Emerging markets are a major part of your business. You must be big fans. We're not raving emerging markets bulls. We come from these places, we understand the vulnerabilities, but we also understand the opportunity set. What we've questioned for many years, which is only now becoming a mainstream question, is the fact that a good business is as good as a good business anywhere else in the world. You don't have to be in the U.S. ... And the whole myth about great regulation and great legal certainty in so-called developed markets is just wrong. Governments interfere, governments renege, they do all the things here that they do everywhere else. It's just slightly differently packaged.
To what extent are you marketing Africa to U.S. clients?
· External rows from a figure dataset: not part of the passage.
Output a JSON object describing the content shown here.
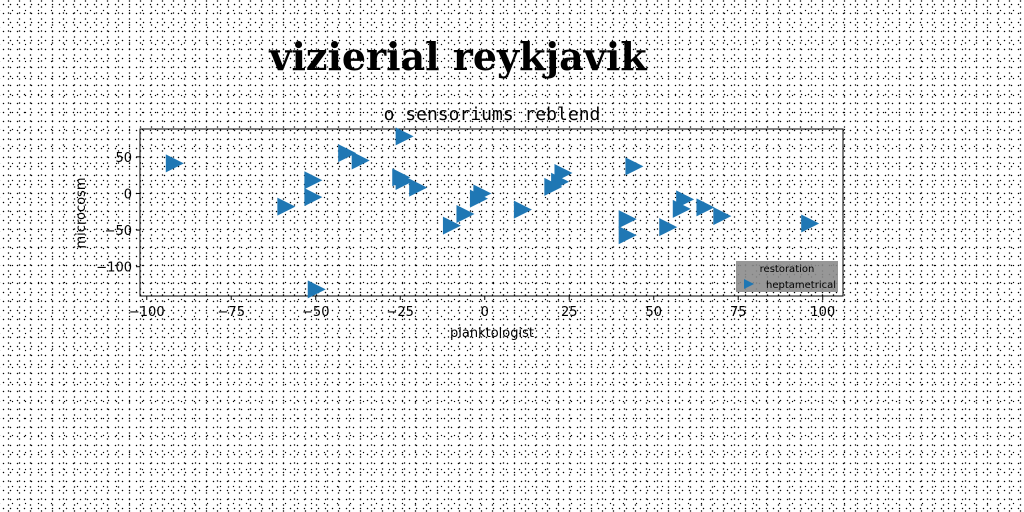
{
  "figure": {
    "title": "vizierial reykjavik"
  },
  "chart_data": {
    "type": "scatter",
    "title": "o sensoriums reblend",
    "xlabel": "planktologist",
    "ylabel": "microcosm",
    "xlim": [
      -102,
      106
    ],
    "ylim": [
      -140,
      88
    ],
    "xticks": [
      -100,
      -75,
      -50,
      -25,
      0,
      25,
      50,
      75,
      100
    ],
    "yticks": [
      50,
      0,
      -50,
      -100
    ],
    "xtick_labels": [
      "−100",
      "−75",
      "−50",
      "−25",
      "0",
      "25",
      "50",
      "75",
      "100"
    ],
    "ytick_labels": [
      "50",
      "0",
      "−50",
      "−100"
    ],
    "grid": false,
    "legend": {
      "title": "restoration",
      "position": "bottom-right"
    },
    "series": [
      {
        "name": "heptametrical",
        "marker": "triangle-right",
        "color": "#1f77b4",
        "points": [
          {
            "x": -92,
            "y": 41
          },
          {
            "x": -59,
            "y": -18
          },
          {
            "x": -51,
            "y": 18
          },
          {
            "x": -51,
            "y": -5
          },
          {
            "x": -50,
            "y": -131
          },
          {
            "x": -41,
            "y": 55
          },
          {
            "x": -37,
            "y": 45
          },
          {
            "x": -24,
            "y": 78
          },
          {
            "x": -25,
            "y": 22
          },
          {
            "x": -24,
            "y": 17
          },
          {
            "x": -20,
            "y": 8
          },
          {
            "x": -10,
            "y": -44
          },
          {
            "x": -6,
            "y": -28
          },
          {
            "x": -2,
            "y": -7
          },
          {
            "x": -1,
            "y": 0
          },
          {
            "x": 11,
            "y": -22
          },
          {
            "x": 20,
            "y": 9
          },
          {
            "x": 22,
            "y": 16
          },
          {
            "x": 23,
            "y": 28
          },
          {
            "x": 42,
            "y": -35
          },
          {
            "x": 42,
            "y": -57
          },
          {
            "x": 44,
            "y": 37
          },
          {
            "x": 54,
            "y": -46
          },
          {
            "x": 58,
            "y": -21
          },
          {
            "x": 59,
            "y": -8
          },
          {
            "x": 65,
            "y": -19
          },
          {
            "x": 70,
            "y": -31
          },
          {
            "x": 96,
            "y": -41
          }
        ]
      }
    ]
  }
}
Not very aggressively. We're telling people that Africa and frontier markets exist, that they're very interesting. They can't absorb lots of capital at this point. But we think the ability to hold more capital will be increased and enhanced in due course. Also, smaller economies are extremely vulnerable to downturns in the West. We need to work through that and get the right price-point entry.
You think it's time to drop the term “alternatives”? All of us try to do the same thing — we're trying to get an edge, we're trying to beat a certain benchmark.
From an investment management point of view, this artificial distinction between the categories should go away and all we should be doing is working with our clients to find long-term opportunities that make sense for them. I try to get that thinking into our business — we don't have separate areas (for public/private or hedge funds). They're part of the team, they're not separate. Our commodities business is built around a hedge fund. But they don't have earrings or wear different clothes.